Bref, en suivant Hervé Le Bras jusqu’ici nous voyons que si beaucoup de Français, dont le mouvement des Gilets jaunes fut une des expressions, sont mécontents de leur situation, les causes doivent sans doute en être cherchées dans des phénomènes plus difficiles à saisir que les motifs immédiats de ce mécontentement.

On a remarqué (notamment Hervé Le Bras) que le mouvement des Gilets jaunes se manifestait selon une géographie particulière, spécialement le long de la « diagonale du vide » qui, des Ardennes au sud du Massif Central, relie des territoires en voie de perdre autant leur population que leur activité. Hervé Le Bras livre une analyse particulièrement fine et détaillée de ce phénomène, qu’il étudie depuis des décennies par des méthodes statistiques et cartographiques originales que j’ai déjà évoquées ici. Je ne saurais trop renvoyer le lecteur au texte original parce que je ne saurais résumer ici la répartition fine des communes selon la taille et la distance au centre de taille supérieure le plus proche, qui explique bien mieux les choses que la division entre simplement centre et périphérie. Par exemple, « ce sont les écarts entre les situations personnelles qui grandissent à mesure que l’on se rapproche du centre. ... Les plus pauvres comme les plus riches ont intérêt à vivre à proximité du centre pour des raisons différentes. ... En dehors des grands centres, une plus grande égalité règne. »

Pour l’inventaire de « ce qui na va pas » dans la société française, j’en ai déjà fourni un bref résumé ici. En deux mots, le système éducatif procurait un moyen d’ascension sociale pendant la période de forte croissance de l’après-guerre, il ne le procure plus maintenant. Depuis l’année charnière de 1974 les structures familiales se disloquent.

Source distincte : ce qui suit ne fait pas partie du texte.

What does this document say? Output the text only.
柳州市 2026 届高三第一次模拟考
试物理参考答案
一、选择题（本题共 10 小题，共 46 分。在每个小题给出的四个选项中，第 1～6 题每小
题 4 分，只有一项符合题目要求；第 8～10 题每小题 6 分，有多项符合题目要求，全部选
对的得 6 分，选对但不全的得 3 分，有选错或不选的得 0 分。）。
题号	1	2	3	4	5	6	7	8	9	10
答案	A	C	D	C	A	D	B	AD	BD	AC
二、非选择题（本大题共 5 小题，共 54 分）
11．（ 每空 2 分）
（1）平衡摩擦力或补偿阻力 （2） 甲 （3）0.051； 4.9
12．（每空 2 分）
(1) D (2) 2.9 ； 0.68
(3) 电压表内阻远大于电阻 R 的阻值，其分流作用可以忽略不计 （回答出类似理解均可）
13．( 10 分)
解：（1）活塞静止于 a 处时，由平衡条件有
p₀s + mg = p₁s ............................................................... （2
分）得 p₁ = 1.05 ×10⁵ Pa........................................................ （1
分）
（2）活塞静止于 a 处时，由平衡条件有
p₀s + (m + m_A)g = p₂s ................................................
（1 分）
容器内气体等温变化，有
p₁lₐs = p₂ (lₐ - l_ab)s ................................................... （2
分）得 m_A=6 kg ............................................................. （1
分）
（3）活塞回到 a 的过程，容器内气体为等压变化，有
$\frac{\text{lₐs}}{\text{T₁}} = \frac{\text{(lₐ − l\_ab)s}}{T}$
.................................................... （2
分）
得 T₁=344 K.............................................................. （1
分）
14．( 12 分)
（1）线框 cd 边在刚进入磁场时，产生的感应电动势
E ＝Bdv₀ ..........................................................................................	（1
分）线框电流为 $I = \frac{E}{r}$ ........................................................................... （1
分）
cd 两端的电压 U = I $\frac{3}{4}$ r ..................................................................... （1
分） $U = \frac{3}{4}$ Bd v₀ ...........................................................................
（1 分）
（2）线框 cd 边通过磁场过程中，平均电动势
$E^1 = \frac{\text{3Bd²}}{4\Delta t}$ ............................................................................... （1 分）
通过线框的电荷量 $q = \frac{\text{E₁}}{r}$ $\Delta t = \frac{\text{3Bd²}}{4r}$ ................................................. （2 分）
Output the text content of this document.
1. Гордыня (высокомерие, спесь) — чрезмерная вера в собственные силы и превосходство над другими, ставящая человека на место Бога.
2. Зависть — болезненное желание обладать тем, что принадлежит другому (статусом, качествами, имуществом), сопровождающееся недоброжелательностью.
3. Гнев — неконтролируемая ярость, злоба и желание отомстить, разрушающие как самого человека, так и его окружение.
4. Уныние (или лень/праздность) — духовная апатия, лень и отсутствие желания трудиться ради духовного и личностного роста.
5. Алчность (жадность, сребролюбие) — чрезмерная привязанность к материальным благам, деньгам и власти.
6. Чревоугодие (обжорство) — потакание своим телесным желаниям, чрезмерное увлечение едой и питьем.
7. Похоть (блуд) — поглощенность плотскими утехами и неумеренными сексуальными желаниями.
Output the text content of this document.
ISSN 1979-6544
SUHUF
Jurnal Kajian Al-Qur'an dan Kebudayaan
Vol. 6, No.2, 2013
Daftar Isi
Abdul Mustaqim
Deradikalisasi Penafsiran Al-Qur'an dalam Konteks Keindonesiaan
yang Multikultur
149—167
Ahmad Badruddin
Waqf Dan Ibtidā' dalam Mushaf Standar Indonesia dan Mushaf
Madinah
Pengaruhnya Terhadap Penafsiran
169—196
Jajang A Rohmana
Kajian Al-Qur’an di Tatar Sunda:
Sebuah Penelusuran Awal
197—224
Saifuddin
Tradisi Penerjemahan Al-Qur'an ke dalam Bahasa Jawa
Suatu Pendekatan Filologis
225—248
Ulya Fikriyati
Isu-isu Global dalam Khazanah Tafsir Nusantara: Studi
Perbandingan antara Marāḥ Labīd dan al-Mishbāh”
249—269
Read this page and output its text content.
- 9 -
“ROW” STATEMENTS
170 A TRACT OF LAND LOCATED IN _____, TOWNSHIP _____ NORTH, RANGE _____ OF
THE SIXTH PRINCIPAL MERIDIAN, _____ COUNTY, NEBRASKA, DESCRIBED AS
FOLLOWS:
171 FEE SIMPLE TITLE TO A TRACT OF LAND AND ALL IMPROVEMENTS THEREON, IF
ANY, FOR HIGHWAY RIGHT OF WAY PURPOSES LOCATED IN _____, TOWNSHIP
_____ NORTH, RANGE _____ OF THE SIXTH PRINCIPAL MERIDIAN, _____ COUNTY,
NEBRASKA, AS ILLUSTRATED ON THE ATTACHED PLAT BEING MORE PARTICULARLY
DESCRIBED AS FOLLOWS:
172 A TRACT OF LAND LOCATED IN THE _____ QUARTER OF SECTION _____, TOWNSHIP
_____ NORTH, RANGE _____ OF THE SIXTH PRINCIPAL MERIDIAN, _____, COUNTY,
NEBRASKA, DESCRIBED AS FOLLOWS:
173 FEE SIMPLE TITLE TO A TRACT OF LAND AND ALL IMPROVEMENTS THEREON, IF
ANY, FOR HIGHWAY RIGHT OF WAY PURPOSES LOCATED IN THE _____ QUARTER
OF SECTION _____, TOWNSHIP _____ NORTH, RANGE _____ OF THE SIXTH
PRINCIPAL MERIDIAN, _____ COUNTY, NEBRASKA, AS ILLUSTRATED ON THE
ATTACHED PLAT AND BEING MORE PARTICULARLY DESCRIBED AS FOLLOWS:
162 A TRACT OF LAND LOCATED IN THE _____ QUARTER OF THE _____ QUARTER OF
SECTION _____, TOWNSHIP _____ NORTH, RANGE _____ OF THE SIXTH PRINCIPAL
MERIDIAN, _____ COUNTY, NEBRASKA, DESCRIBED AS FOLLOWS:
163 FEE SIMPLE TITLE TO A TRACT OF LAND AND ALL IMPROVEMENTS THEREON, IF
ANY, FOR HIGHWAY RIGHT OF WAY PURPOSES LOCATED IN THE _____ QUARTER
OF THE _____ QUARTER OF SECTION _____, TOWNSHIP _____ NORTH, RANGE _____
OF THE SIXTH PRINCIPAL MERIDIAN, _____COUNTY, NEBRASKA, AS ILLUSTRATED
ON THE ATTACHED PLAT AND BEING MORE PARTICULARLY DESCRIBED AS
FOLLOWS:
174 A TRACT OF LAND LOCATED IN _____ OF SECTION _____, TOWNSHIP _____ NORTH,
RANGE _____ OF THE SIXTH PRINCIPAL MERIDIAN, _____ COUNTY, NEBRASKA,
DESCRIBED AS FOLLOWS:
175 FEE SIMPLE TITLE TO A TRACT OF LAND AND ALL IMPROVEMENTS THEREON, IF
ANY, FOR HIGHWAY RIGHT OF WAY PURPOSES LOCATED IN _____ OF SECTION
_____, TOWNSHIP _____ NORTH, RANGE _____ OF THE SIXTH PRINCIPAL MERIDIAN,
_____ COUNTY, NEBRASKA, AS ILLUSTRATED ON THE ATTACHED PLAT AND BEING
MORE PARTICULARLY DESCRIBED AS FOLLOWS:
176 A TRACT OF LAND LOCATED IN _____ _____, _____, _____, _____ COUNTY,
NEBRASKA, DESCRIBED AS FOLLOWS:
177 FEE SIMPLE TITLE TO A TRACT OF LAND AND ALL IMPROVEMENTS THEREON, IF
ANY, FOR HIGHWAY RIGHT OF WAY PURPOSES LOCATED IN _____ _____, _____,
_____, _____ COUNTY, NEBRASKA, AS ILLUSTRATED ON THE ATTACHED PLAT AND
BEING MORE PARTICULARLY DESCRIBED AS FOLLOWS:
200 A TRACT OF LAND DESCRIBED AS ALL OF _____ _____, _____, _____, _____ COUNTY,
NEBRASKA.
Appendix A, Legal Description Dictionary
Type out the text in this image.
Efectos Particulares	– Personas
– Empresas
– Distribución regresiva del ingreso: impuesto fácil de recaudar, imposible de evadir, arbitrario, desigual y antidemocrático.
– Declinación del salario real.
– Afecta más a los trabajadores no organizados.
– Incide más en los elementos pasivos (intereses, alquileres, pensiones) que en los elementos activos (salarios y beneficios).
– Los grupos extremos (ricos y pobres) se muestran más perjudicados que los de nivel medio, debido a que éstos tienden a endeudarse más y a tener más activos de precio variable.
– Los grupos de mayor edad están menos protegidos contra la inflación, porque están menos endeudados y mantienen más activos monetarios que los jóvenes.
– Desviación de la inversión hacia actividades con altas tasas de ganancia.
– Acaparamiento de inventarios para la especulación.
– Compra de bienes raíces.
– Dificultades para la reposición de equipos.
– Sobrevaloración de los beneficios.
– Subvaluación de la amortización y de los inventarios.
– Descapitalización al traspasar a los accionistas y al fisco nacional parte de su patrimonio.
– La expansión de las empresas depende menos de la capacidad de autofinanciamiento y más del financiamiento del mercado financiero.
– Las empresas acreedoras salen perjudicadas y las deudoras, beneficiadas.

La justice et le système pénitentiaire fonctionnent mal.

Enfin citons quelques phrases de la conclusion : « Le lecteur qui parvient au bout de cet ouvrage peut s’étonner que deux sujets qui accaparent d’habitude l’attention, le chômage et l’immigration, aient été passés sous silence. ... Si le chômage était la cause première du mécontentement des Français, les troubles auraient dû éclater depuis longtemps, puisque cela fait quarante ans qu’il est à un niveau élevé. ... Quant à l’immigration, à part quelques provocations par des éléments d’extrême droite, elle a été la grande absente des manifestations, des propositions et des slogans des Gilets jaunes. ... On peut même se demander si la fixation des préoccupations sur l’emploi et sur l’immigration n’a pas masqué depuis des années d’autres causes d’insatisfaction qui, longtemps comprimées, se sont exprimées avec violence. Ni la question du chômage ni celle de l’immigration ne permettent de comprendre l’énigme qu’on a tenté de résoudre ici, celle d’un pays qui se porte bien avec des habitants qui pensent se porter mal. »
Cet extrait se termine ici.